La contribution de la pédagogie Steiner-Waldorf à la commission gouvernementale
La Fédération Pédagogie Steiner-Waldorf en France a pu partager en avant-première le travail en cours des chercheurs impliqués dans ce projet, dont l’objectif est de proposer en 2025 un curriculum complet d’éducation aux médias et aux technologies numériques, en s’appuyant notamment sur une mutualisation des bonnes pratiques expérimentées au sein du réseau mondial des écoles Waldorf et sur travail de recherche universitaire sur ce sujet.

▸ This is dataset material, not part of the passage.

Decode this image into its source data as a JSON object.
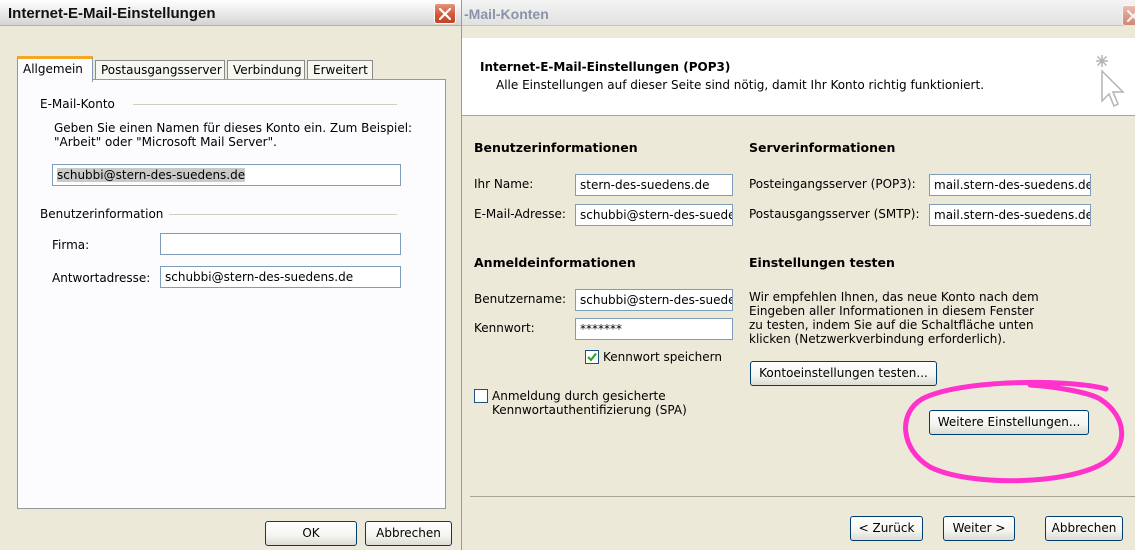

Si la Fédération a été sollicitée dans ce cadre, c’est que la pédagogie Steiner-Waldorf est connue dans le monde entier pour sa posture marquée vis-à-vis de l’usage des technologies numériques à l’école, jusqu’à en faire les gros titres du New York Times en 2015, en étant assimilée à une école sans écrans. Bien que cette qualification soit exagérée et caricaturale, il n’en demeure pas moins que les multiples écoles Waldorf du monde entier n’introduisent l’usage des écrans et des technologies numériques à l’école qu’à partir d’un âge considéré comme tardif dans la plupart des autres pédagogies. Or cela ne signifie pas que l’éducation aux médias et aux technologies numériques ne se prépare pas dès le plus jeune âge dans ces écoles.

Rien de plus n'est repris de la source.